Verle la cara a alguien is a common expression that means take someone for a fool. Let’s look at some examples.
- No me veas la cara. Don’t take me for an innocent person who doesn’t know what’s really going on. I wasn’t born yesterday.
- Lo que me molesta es que me hayas querido ver la cara. What bugs me is that you tried to take advantage of me (of my supposed naivety).
- ¿Qué te hizo? — Me quiso ver la cara. He tried to pull one over on me, pull the wool over my eyes. (television dialogue)
- Me vieron la cara. They hustled me. I got played. I got scammed. They said they were valet parking and took my car. (movie dialogue)

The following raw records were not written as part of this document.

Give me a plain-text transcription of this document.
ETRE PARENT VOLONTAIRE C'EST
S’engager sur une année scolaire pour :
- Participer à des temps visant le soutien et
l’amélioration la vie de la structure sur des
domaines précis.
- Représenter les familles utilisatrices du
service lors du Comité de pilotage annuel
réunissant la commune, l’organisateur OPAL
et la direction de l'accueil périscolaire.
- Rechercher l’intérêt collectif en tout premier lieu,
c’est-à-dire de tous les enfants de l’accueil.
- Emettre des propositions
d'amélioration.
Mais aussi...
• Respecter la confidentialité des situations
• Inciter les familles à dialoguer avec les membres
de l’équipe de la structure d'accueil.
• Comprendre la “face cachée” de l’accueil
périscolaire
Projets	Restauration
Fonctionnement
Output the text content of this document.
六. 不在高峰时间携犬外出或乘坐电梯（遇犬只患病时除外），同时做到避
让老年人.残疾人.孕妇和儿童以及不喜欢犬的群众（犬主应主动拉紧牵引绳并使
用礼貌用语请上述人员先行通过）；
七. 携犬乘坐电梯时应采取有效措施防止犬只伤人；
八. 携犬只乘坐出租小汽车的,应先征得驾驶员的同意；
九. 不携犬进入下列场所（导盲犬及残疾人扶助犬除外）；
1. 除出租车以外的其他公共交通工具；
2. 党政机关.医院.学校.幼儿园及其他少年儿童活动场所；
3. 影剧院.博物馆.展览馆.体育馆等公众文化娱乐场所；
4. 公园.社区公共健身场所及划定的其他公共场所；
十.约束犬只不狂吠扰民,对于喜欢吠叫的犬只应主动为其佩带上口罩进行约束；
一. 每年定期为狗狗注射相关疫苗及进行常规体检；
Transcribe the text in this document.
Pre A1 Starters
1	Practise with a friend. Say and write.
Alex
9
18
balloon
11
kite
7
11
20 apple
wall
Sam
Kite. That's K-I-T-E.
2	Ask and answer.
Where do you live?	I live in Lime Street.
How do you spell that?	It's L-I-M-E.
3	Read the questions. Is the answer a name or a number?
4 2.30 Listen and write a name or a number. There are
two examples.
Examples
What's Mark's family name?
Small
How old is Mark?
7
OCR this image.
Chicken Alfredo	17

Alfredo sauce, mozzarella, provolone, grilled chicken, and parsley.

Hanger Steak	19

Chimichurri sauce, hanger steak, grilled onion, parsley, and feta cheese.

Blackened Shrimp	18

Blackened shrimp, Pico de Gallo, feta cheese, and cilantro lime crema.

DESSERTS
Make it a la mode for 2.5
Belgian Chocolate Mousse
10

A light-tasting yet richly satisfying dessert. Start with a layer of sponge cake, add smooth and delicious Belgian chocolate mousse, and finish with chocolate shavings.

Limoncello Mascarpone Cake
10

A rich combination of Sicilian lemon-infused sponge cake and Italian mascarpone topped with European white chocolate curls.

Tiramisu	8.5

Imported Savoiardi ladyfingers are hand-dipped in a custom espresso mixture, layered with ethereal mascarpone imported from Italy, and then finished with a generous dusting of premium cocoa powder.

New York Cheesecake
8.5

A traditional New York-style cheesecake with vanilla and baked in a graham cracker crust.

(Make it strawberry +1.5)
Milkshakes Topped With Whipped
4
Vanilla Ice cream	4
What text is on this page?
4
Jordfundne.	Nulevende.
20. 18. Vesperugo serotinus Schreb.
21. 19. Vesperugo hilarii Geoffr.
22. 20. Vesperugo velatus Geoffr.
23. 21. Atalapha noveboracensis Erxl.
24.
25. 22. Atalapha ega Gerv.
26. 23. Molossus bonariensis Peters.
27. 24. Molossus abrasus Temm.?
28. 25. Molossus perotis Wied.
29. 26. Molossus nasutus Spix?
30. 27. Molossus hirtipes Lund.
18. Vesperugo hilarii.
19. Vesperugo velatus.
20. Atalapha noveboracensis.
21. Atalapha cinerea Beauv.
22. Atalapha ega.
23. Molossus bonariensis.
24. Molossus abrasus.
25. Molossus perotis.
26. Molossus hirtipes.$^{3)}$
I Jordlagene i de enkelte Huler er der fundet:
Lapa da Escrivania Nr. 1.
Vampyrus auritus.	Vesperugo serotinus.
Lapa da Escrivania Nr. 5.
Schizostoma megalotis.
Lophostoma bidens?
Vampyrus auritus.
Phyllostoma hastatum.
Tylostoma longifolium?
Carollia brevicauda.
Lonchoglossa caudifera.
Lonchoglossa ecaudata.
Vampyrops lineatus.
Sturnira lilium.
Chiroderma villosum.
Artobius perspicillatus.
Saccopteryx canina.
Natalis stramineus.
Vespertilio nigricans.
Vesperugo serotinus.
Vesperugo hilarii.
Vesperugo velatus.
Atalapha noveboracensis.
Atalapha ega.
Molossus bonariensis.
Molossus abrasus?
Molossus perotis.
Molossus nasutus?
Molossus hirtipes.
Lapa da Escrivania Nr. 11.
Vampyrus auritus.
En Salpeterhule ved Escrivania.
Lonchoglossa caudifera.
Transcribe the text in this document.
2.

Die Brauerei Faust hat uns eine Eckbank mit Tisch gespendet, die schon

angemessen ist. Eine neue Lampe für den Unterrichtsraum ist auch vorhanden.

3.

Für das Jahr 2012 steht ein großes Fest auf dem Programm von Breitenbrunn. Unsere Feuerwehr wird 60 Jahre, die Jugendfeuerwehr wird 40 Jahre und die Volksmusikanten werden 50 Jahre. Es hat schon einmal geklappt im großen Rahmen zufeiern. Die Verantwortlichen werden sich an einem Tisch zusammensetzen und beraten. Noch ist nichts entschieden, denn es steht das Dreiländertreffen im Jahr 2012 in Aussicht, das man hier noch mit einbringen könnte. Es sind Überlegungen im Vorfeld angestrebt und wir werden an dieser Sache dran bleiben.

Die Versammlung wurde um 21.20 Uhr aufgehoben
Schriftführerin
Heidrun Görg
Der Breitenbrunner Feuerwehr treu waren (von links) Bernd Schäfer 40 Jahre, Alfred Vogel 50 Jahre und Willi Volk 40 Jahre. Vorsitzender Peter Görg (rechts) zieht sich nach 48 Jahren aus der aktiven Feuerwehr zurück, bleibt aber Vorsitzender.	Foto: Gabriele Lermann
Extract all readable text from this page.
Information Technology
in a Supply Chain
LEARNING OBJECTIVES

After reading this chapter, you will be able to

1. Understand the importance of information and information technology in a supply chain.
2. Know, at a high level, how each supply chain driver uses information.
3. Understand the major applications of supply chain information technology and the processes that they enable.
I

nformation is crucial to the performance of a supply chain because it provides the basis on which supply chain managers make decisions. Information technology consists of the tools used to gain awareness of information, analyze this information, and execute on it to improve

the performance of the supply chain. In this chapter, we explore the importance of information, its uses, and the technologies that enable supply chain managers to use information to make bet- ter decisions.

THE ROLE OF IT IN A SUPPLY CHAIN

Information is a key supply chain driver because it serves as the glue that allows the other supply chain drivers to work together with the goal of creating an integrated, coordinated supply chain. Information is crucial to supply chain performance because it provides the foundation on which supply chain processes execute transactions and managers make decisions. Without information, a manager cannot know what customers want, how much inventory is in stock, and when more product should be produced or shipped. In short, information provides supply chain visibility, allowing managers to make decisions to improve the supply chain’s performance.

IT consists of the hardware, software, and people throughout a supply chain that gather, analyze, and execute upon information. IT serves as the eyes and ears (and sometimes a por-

- Ese tipo de plano te vio la cara. That guy definitely took you for a ride (took advantage of you).
- Si me estás tratando de ver la cara, no me voy a dejar. If you’re trying to trick me, I won’t let that happen.
Rent-a-bike station, Mexico City
It is common to specify the kind of fool in question. For example:
- Me vieron la cara de gringo. They sized me up as a dumb gringo, quoting me a higher price than what the locals pay.
- ¿Por qué me viste la cara de menso / de estúpido / de pendejo / de imbécil? Why did you treat me like an idiot (who can easily be taken advantage of)?
- ¿De qué me ves la cara? What kind of an idiot do you take me for?
This expression was featured widely in an ad campaign for one of the major language school chains: Que no te vean la cara de … ¿What? Don’t let them take advantage of you for not understanding English.